Ныне: пьянки, пирушки, танцы в вестибюле общежития, щенячья беготня за незнакомыми девицами по улицам, когда одна, даже поверив в свирепую решимость вконец смутившегося Каниковского, закричала: "Дяденька, не надо".

Игорные дома?

Просто старшекурсники, втянув и моих соседей по комнате, приходят, сбрасывают свои геологические черные кители со сверкающими эполетами и галунами, весьма смахивающие на мундиры блестящих офицеров (среди них и с громкими именами – Пестель, Раевский, – которые затем пойдут в петлю, в Сибирь). Эти, получив дипломы, поедут в Сибирь добровольно, но пока, уже понимая, что за манна их ждет, пьют без просыпу или режутся в карты круглые сутки, забыв о сне, а мы, те, кто не играет, лежим на койках вокруг щербатого стола, ставшего игорным, не можем уснуть при ярком свете, сквозь дрему, против своего желания, участвуем в расписывании "пульки", вздрагиваем от выкриков – "пас", "жокер".

Заострившиеся азартом лица игроков не отличаются особым интеллектуальным выражением, и мерещится мне сквозь дремоту все тот же лукавый, одинокий, рисующий карикатуры на всех присутствующих, мгновенно и остро подмечающий все смешное и характерное, которое каждый изо всех сил пытается скрыть, этим еще более выдавая себя; рисунки летучи, – углем, чернилами, мелом за игрой в карты, как вспоминает Липранди: "…Александр Сергеевич на ломберном столе мелом, а иногда и особо карандашом, изображал сестру Катакази, Тарсису, Мадонной, а на руках у нее младенцем генерала Шульмана, с оригинальной большой головой, в больших очках, с поднятыми руками…"
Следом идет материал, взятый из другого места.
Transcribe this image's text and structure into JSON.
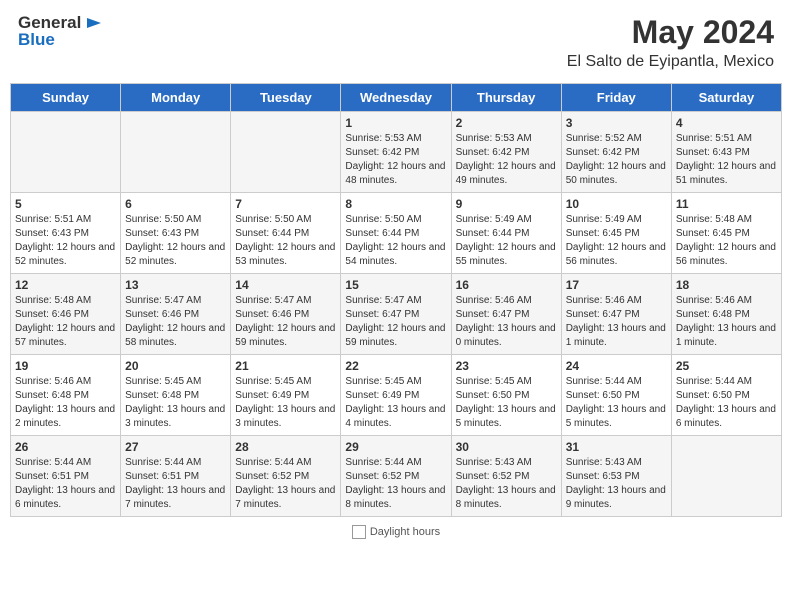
{
  "header": {
    "logo_general": "General",
    "logo_blue": "Blue",
    "main_title": "May 2024",
    "subtitle": "El Salto de Eyipantla, Mexico"
  },
  "days_of_week": [
    "Sunday",
    "Monday",
    "Tuesday",
    "Wednesday",
    "Thursday",
    "Friday",
    "Saturday"
  ],
  "weeks": [
    [
      {
        "day": "",
        "info": ""
      },
      {
        "day": "",
        "info": ""
      },
      {
        "day": "",
        "info": ""
      },
      {
        "day": "1",
        "info": "Sunrise: 5:53 AM\nSunset: 6:42 PM\nDaylight: 12 hours and 48 minutes."
      },
      {
        "day": "2",
        "info": "Sunrise: 5:53 AM\nSunset: 6:42 PM\nDaylight: 12 hours and 49 minutes."
      },
      {
        "day": "3",
        "info": "Sunrise: 5:52 AM\nSunset: 6:42 PM\nDaylight: 12 hours and 50 minutes."
      },
      {
        "day": "4",
        "info": "Sunrise: 5:51 AM\nSunset: 6:43 PM\nDaylight: 12 hours and 51 minutes."
      }
    ],
    [
      {
        "day": "5",
        "info": "Sunrise: 5:51 AM\nSunset: 6:43 PM\nDaylight: 12 hours and 52 minutes."
      },
      {
        "day": "6",
        "info": "Sunrise: 5:50 AM\nSunset: 6:43 PM\nDaylight: 12 hours and 52 minutes."
      },
      {
        "day": "7",
        "info": "Sunrise: 5:50 AM\nSunset: 6:44 PM\nDaylight: 12 hours and 53 minutes."
      },
      {
        "day": "8",
        "info": "Sunrise: 5:50 AM\nSunset: 6:44 PM\nDaylight: 12 hours and 54 minutes."
      },
      {
        "day": "9",
        "info": "Sunrise: 5:49 AM\nSunset: 6:44 PM\nDaylight: 12 hours and 55 minutes."
      },
      {
        "day": "10",
        "info": "Sunrise: 5:49 AM\nSunset: 6:45 PM\nDaylight: 12 hours and 56 minutes."
      },
      {
        "day": "11",
        "info": "Sunrise: 5:48 AM\nSunset: 6:45 PM\nDaylight: 12 hours and 56 minutes."
      }
    ],
    [
      {
        "day": "12",
        "info": "Sunrise: 5:48 AM\nSunset: 6:46 PM\nDaylight: 12 hours and 57 minutes."
      },
      {
        "day": "13",
        "info": "Sunrise: 5:47 AM\nSunset: 6:46 PM\nDaylight: 12 hours and 58 minutes."
      },
      {
        "day": "14",
        "info": "Sunrise: 5:47 AM\nSunset: 6:46 PM\nDaylight: 12 hours and 59 minutes."
      },
      {
        "day": "15",
        "info": "Sunrise: 5:47 AM\nSunset: 6:47 PM\nDaylight: 12 hours and 59 minutes."
      },
      {
        "day": "16",
        "info": "Sunrise: 5:46 AM\nSunset: 6:47 PM\nDaylight: 13 hours and 0 minutes."
      },
      {
        "day": "17",
        "info": "Sunrise: 5:46 AM\nSunset: 6:47 PM\nDaylight: 13 hours and 1 minute."
      },
      {
        "day": "18",
        "info": "Sunrise: 5:46 AM\nSunset: 6:48 PM\nDaylight: 13 hours and 1 minute."
      }
    ],
    [
      {
        "day": "19",
        "info": "Sunrise: 5:46 AM\nSunset: 6:48 PM\nDaylight: 13 hours and 2 minutes."
      },
      {
        "day": "20",
        "info": "Sunrise: 5:45 AM\nSunset: 6:48 PM\nDaylight: 13 hours and 3 minutes."
      },
      {
        "day": "21",
        "info": "Sunrise: 5:45 AM\nSunset: 6:49 PM\nDaylight: 13 hours and 3 minutes."
      },
      {
        "day": "22",
        "info": "Sunrise: 5:45 AM\nSunset: 6:49 PM\nDaylight: 13 hours and 4 minutes."
      },
      {
        "day": "23",
        "info": "Sunrise: 5:45 AM\nSunset: 6:50 PM\nDaylight: 13 hours and 5 minutes."
      },
      {
        "day": "24",
        "info": "Sunrise: 5:44 AM\nSunset: 6:50 PM\nDaylight: 13 hours and 5 minutes."
      },
      {
        "day": "25",
        "info": "Sunrise: 5:44 AM\nSunset: 6:50 PM\nDaylight: 13 hours and 6 minutes."
      }
    ],
    [
      {
        "day": "26",
        "info": "Sunrise: 5:44 AM\nSunset: 6:51 PM\nDaylight: 13 hours and 6 minutes."
      },
      {
        "day": "27",
        "info": "Sunrise: 5:44 AM\nSunset: 6:51 PM\nDaylight: 13 hours and 7 minutes."
      },
      {
        "day": "28",
        "info": "Sunrise: 5:44 AM\nSunset: 6:52 PM\nDaylight: 13 hours and 7 minutes."
      },
      {
        "day": "29",
        "info": "Sunrise: 5:44 AM\nSunset: 6:52 PM\nDaylight: 13 hours and 8 minutes."
      },
      {
        "day": "30",
        "info": "Sunrise: 5:43 AM\nSunset: 6:52 PM\nDaylight: 13 hours and 8 minutes."
      },
      {
        "day": "31",
        "info": "Sunrise: 5:43 AM\nSunset: 6:53 PM\nDaylight: 13 hours and 9 minutes."
      },
      {
        "day": "",
        "info": ""
      }
    ]
  ],
  "footer": {
    "daylight_label": "Daylight hours"
  }
}
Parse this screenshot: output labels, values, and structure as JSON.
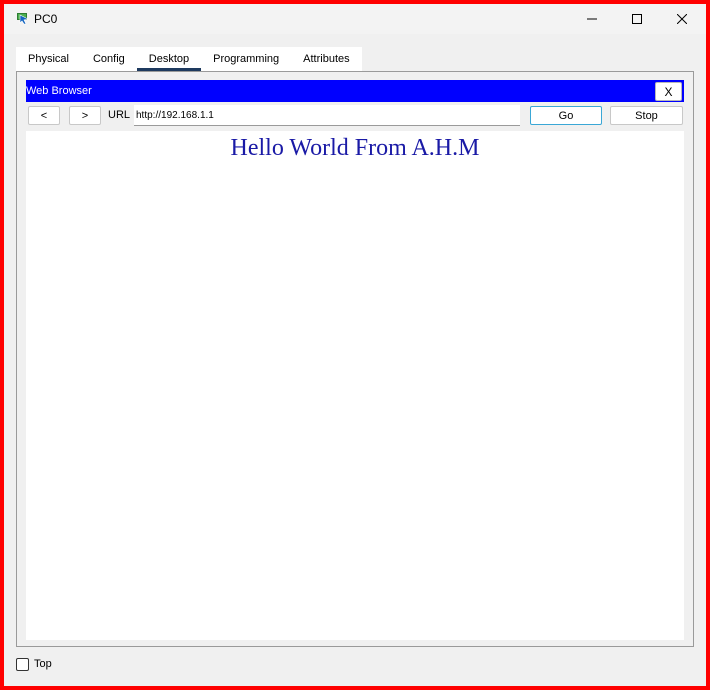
{
  "window": {
    "title": "PC0",
    "icon": "pc-app-icon"
  },
  "tabs": [
    {
      "label": "Physical",
      "active": false
    },
    {
      "label": "Config",
      "active": false
    },
    {
      "label": "Desktop",
      "active": true
    },
    {
      "label": "Programming",
      "active": false
    },
    {
      "label": "Attributes",
      "active": false
    }
  ],
  "browser": {
    "title": "Web Browser",
    "close_label": "X",
    "back_label": "<",
    "forward_label": ">",
    "url_label": "URL",
    "url_value": "http://192.168.1.1",
    "go_label": "Go",
    "stop_label": "Stop",
    "title_bar_color": "#0000ff"
  },
  "page": {
    "heading": "Hello World From A.H.M",
    "heading_color": "#1a1aa6"
  },
  "footer": {
    "top_label": "Top",
    "top_checked": false
  }
}
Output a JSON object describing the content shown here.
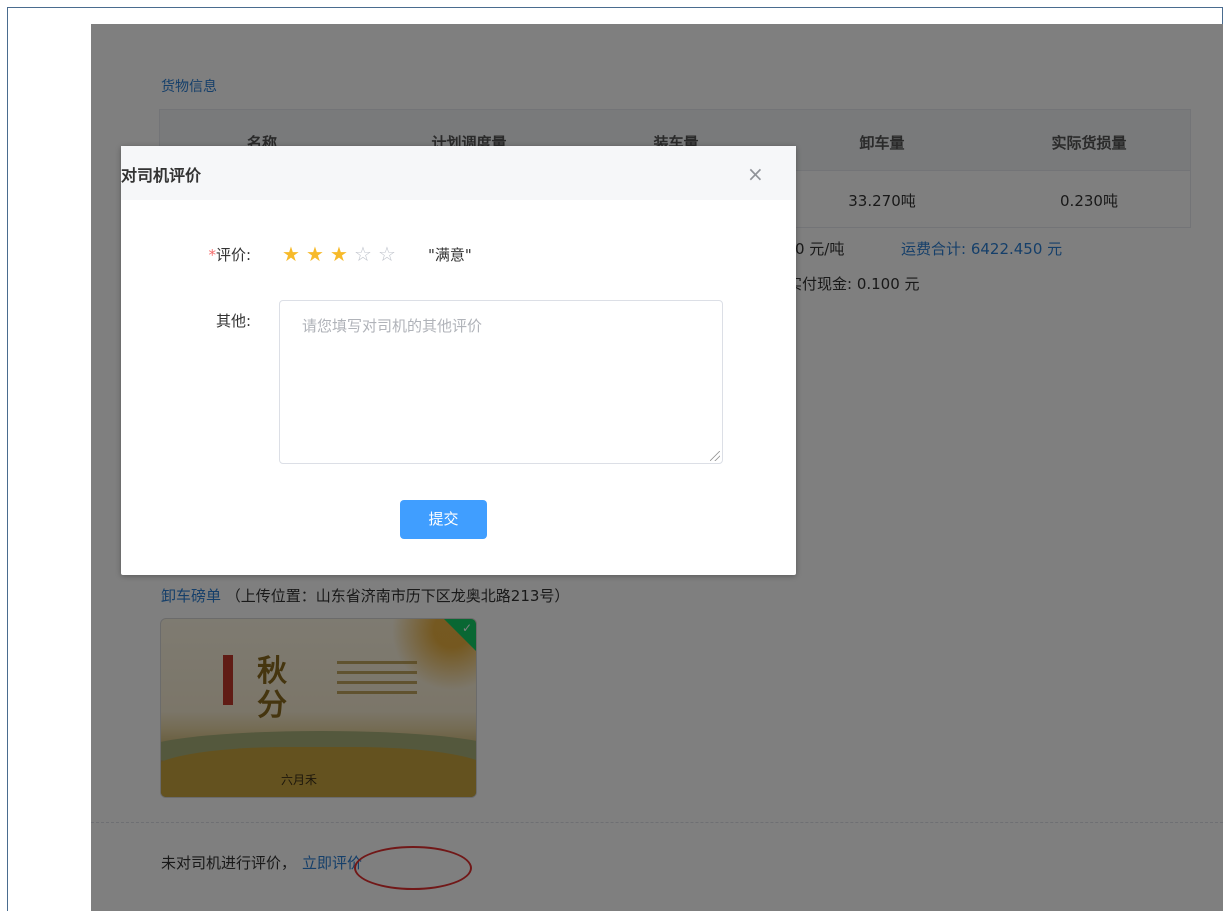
{
  "goods": {
    "section_title": "货物信息",
    "columns": [
      "名称",
      "计划调度量",
      "装车量",
      "卸车量",
      "实际货损量"
    ],
    "row": [
      "",
      "",
      "",
      "33.270吨",
      "0.230吨"
    ]
  },
  "fees": {
    "unit_price_fragment": "0 元/吨",
    "freight_total": "运费合计: 6422.450 元",
    "paid_cash": "实付现金: 0.100 元"
  },
  "unload_slip": {
    "link": "卸车磅单",
    "location": "（上传位置：山东省济南市历下区龙奥北路213号）",
    "image_text_big": "秋\n分",
    "image_brand": "六月禾"
  },
  "evaluation": {
    "prompt": "未对司机进行评价，",
    "link": "立即评价"
  },
  "dialog": {
    "title": "对司机评价",
    "close": "×",
    "rating_required": "*",
    "rating_label": "评价:",
    "rating_value": 3,
    "rating_max": 5,
    "stars": [
      "★",
      "★",
      "★",
      "☆",
      "☆"
    ],
    "rating_text": "\"满意\"",
    "other_label": "其他:",
    "other_placeholder": "请您填写对司机的其他评价",
    "submit": "提交"
  }
}
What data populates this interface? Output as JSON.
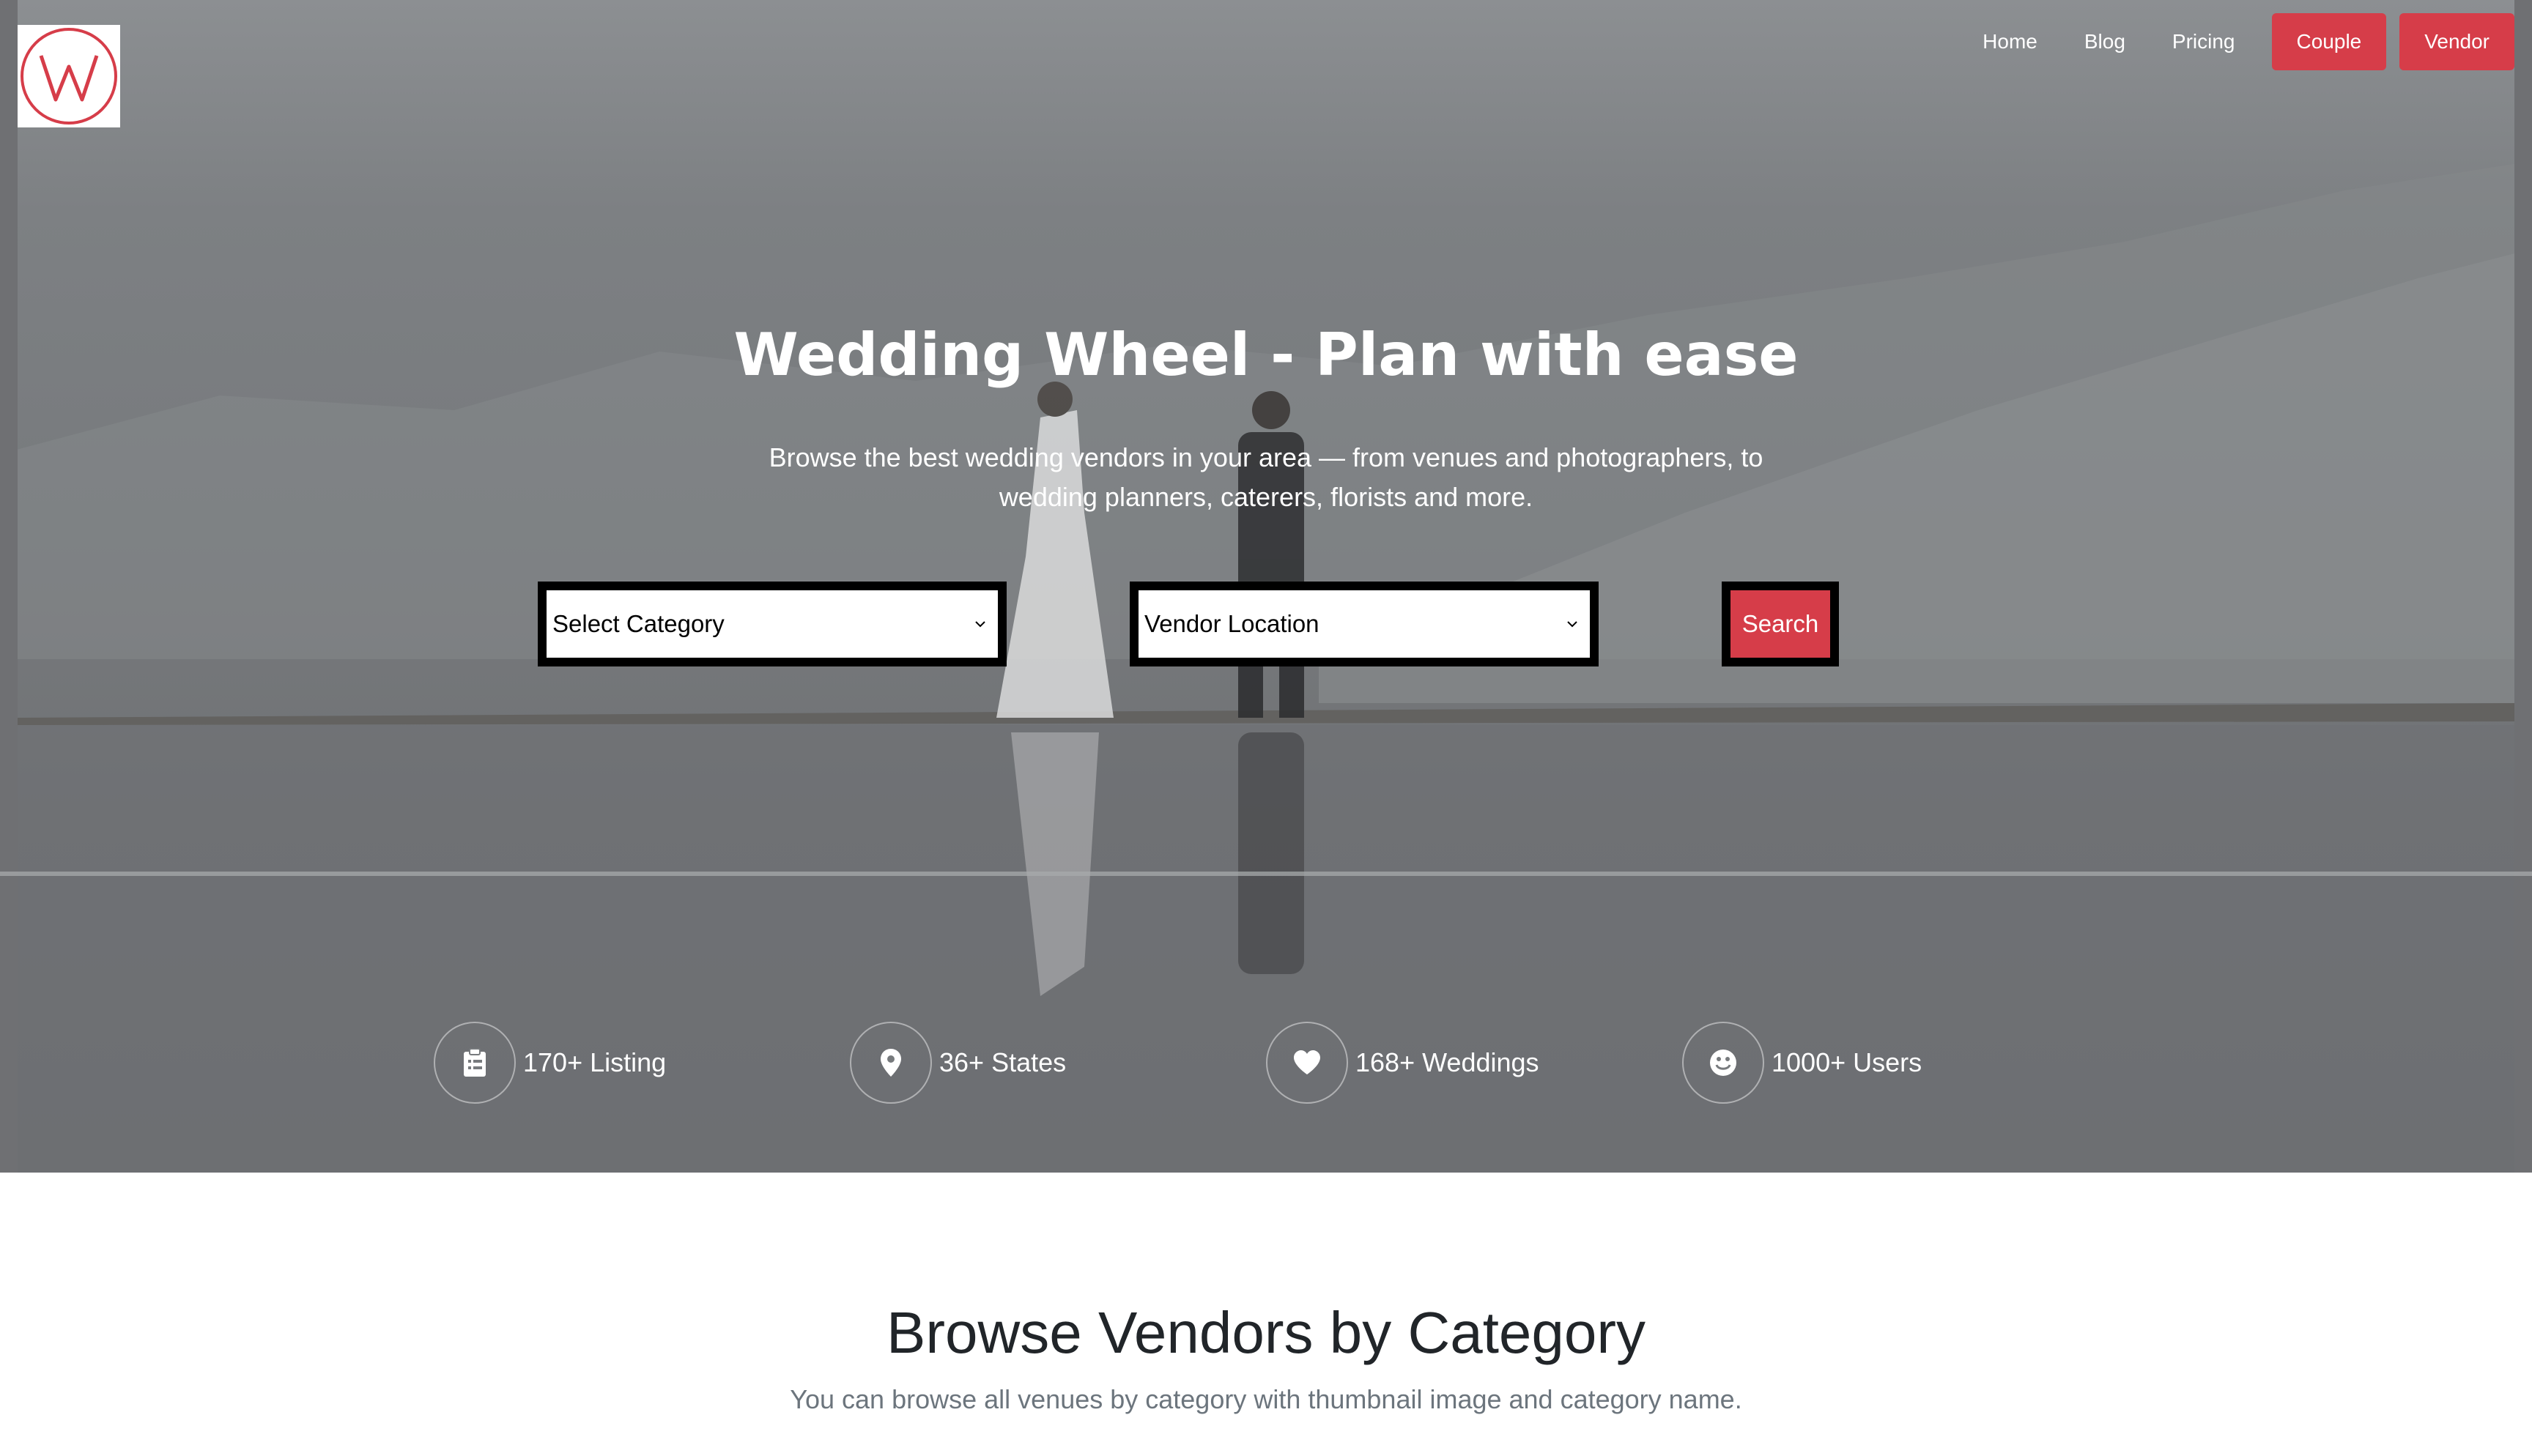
{
  "header": {
    "logo_icon": "wedding-wheel-w-logo",
    "nav": {
      "home": "Home",
      "blog": "Blog",
      "pricing": "Pricing",
      "couple": "Couple",
      "vendor": "Vendor"
    }
  },
  "hero": {
    "title": "Wedding Wheel - Plan with ease",
    "subtitle_line1": "Browse the best wedding vendors in your area — from venues and photographers, to",
    "subtitle_line2": "wedding planners, caterers, florists and more.",
    "search": {
      "category_selected": "Select Category",
      "location_selected": "Vendor Location",
      "button_label": "Search"
    },
    "stats": [
      {
        "icon": "clipboard-icon",
        "label": "170+ Listing"
      },
      {
        "icon": "map-pin-icon",
        "label": "36+ States"
      },
      {
        "icon": "heart-icon",
        "label": "168+ Weddings"
      },
      {
        "icon": "smiley-icon",
        "label": "1000+ Users"
      }
    ]
  },
  "categories_section": {
    "title": "Browse Vendors by Category",
    "subtitle": "You can browse all venues by category with thumbnail image and category name."
  },
  "colors": {
    "accent": "#d63d49",
    "hero_overlay": "#777a7d",
    "text_dark": "#212529",
    "text_muted": "#6c757d"
  }
}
Решится ли кто этой странной осенью пятьдесят третьего, когда Сталин уже помер, а Берию пристрелили, но все еще зажато и спеленуто, и все живут на излете страха, а потому страха еще более омерзительного, ибо не ясно, что будет, – решится ли кто изобразить молдавского палача, генерала Мордовца с его носорожьей рожей младенцем, нет, не на руках матери, девы Марии, а на коленях папаши его Сталина?

В общежитии шум, копошение, бесшабашность, но стоит, прикрыв входную дверь, сделать пару шагов в сторону тюремной стены, натыкаешься на кучку изможденных женщин с бледными лицами и жмущимися к ним детьми, замерших у закрытого наглухо окошка в стене: здесь принимают передачи.

Каково им, не трагическим актрисам, а самой своей жизнью переживающим трагедию, следить со стороны за нашим беспамятным весельем и сумасбродством?

Дальше – вдоль Садовой, вдоль долгой стены Армянского кладбища дребезжащий трамвай везет меня вниз, пересекая город, до деревянного моста, прогибающегося под огромными самосвалами и грузовиками.